When Tennessee Tech blocked Oregon's field goal in the second quarter of Saturday's game, the response from Duck fans was a collective sigh, as it signaled more trouble in the field goal game, the only aspect of football where Oregon has been consistently poor over the last season plus. Most field goal blocks come from the interior of the line--either a big lineman is able to get his hand up, or gap is opened up for a rusher to shoot and attempt to block the field goal. This is especially the case on extra points or field goals from the middle of the field. From the hashmark, there is another option, where you have quick rushers off the end try to swarm in and try to block the kick from the outside. This is what happened on this play, but it was still very unorthodox. Here was the formation:


A field goal block off the edge almost always comes from the wide side, that is, the side from inside the hash. Its done that way because of the angle of the kick--the kicker is kicking the ball through the uprights. Unless you completely blow up the kick of the foot, you have to come in from the wide side to hope to get a hand on it. Because of this, its commonplace (and often automatic) for teams to run an imbalanced line on field goals from the hash, and you see Oregon doing so here, as they have moved the left tackle to the right side of the line to add extra protection and increase the distance that a would-be blocker must travel to block the kick. To get a block from the other side is so unlikely, teams for the most part don't even worry about it. Obviously, everything developed just right, and the improbable happened here.

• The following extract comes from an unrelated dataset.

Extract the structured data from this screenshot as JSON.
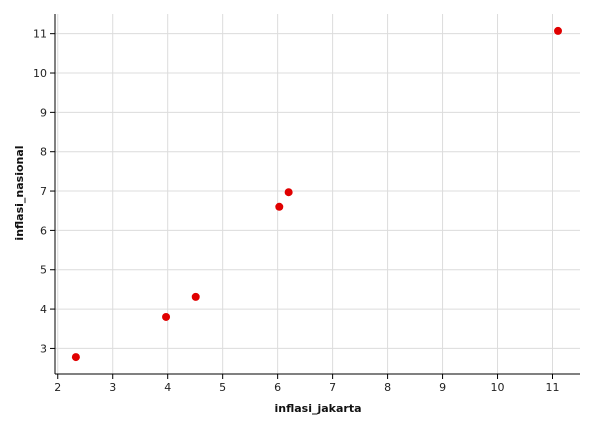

The tight end and the left guard block toward the interior, leaving a bad 3 on 1 matchup on Oregon's wing. The line should have recognized this, but instead, we're left with 3-1 on the outside and no blocking assignment for the snapper. Even still, given the improbability of a block from the short side, the important thing is for the wing to hold his right foot in place, making the gap between him and the tight end as small as possible, and just impede the next rusher over long enough for Beard to get the kick off. It's practically impossible for the outermost rusher to get the ball.


Even with that bad matchup for Oregon, the play only works for Tennessee Tech because the rusher is able to shoot the gap so cleanly. The two lineman on that side of the ball were already successfully sealed off, but the tight end went the extra distance to get a body on the defensive end, opening up the gap.


As you can see here, despite the unimpeded progress, the outermost rusher indeed is not able to get to the kicker. Its that innermost rusher who gets the football because he gets such a great jump through the gap. Its the only way he has time to get to that kick on short side. Great and fortunate play by Tennessee Tech on a play that you very rarely see, and something that will make for interesting film study for the Ducks' special teams unit.